Sunday April 8 2012
If asked, most business students will claim that they would like to make a lot of money.
So far I have had zero zip nada success getting either the students or our marketing professors to see the rather obvious link between social mood and marketing success.
Here is yet another example. This Sunday the Express News interviewed San Antonio 911
Dispatch Sergeant Joe McKinney. His third novel Flesh Eaters in the four novel series Dead World chronicles a hurricane flooded Houston teeming with zombies hujngry for trapped survivors.
Hey I can't make this stuff up. Joe just won the 2012 Bram Stoker Award for superior achievement for this (Stoker wrote the original Dracula novel).
Joe grew up in Clear Lake south of Houston, I was a kid in Bellaire in Southwest Houston. And anyone who endured the heat, humidity, mosquitoes, and torrential rains would indeed like to see the whole place sunk for good, eliminating human habitation for future generations. So no wonder he had zombies descend on the place. Or as wikipedia points out,
Zombie fiction is now a sizeable sub-genre of horror, usually describing a breakdown of civilization occurring when most of the population become flesh-eating zombies —a zombie apocalypse. But I digress.
My point is that connecting with what is popular in social mood brings success.
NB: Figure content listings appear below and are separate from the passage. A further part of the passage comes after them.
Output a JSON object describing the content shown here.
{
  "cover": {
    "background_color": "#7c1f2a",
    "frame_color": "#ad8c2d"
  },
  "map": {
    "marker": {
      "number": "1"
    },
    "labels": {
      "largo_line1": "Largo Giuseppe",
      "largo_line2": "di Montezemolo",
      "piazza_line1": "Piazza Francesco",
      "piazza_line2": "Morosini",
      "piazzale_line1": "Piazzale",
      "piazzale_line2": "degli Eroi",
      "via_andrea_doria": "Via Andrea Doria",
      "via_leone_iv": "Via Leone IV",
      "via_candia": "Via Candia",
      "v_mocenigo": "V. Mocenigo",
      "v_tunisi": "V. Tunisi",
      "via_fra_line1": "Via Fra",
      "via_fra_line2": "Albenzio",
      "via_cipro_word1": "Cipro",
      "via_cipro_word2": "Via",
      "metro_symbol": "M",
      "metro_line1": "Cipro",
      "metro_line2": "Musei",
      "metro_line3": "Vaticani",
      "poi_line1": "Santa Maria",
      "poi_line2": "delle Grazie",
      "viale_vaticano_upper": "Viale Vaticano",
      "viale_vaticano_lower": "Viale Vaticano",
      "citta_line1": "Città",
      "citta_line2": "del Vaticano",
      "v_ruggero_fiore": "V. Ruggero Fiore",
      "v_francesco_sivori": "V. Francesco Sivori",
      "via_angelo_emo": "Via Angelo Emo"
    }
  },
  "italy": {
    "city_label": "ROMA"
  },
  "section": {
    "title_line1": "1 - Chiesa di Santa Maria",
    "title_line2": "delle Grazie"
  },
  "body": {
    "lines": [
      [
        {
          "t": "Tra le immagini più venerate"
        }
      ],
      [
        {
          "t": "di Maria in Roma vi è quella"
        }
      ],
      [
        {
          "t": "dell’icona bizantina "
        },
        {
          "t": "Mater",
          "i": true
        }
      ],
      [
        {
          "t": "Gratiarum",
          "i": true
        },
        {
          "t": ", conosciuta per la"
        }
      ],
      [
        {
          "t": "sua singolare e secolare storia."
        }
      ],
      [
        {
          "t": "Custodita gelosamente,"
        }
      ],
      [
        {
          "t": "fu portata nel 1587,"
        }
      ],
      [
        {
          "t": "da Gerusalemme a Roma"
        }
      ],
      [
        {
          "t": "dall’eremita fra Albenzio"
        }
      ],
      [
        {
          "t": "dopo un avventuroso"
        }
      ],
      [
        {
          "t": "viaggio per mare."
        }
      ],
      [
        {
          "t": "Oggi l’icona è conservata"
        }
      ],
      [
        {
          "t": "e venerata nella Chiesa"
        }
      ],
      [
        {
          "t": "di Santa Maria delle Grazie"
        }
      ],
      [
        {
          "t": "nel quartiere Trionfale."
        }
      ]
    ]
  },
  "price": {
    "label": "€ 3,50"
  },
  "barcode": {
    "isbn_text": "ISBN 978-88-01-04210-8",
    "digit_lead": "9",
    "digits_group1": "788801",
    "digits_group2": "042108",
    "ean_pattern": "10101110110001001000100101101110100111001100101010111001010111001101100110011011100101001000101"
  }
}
Here a policeman has the right formula. The guy that started LULU, selling high priced tank tops and sweat pants for yoga class has it as well. There are dozens of Mexican restaurants here but somehow someway the simple walk up and take your pick business model of Chipolte Mexican Grill CMG made that stock a runaway success. Take a look at
the market perspective for an update on Abe Lincoln, Vampire Killer, coming at a budget of $70 M to a theater near you this summer.
Tune in and turn on to socionomics, I am headed to the national convention next weekend.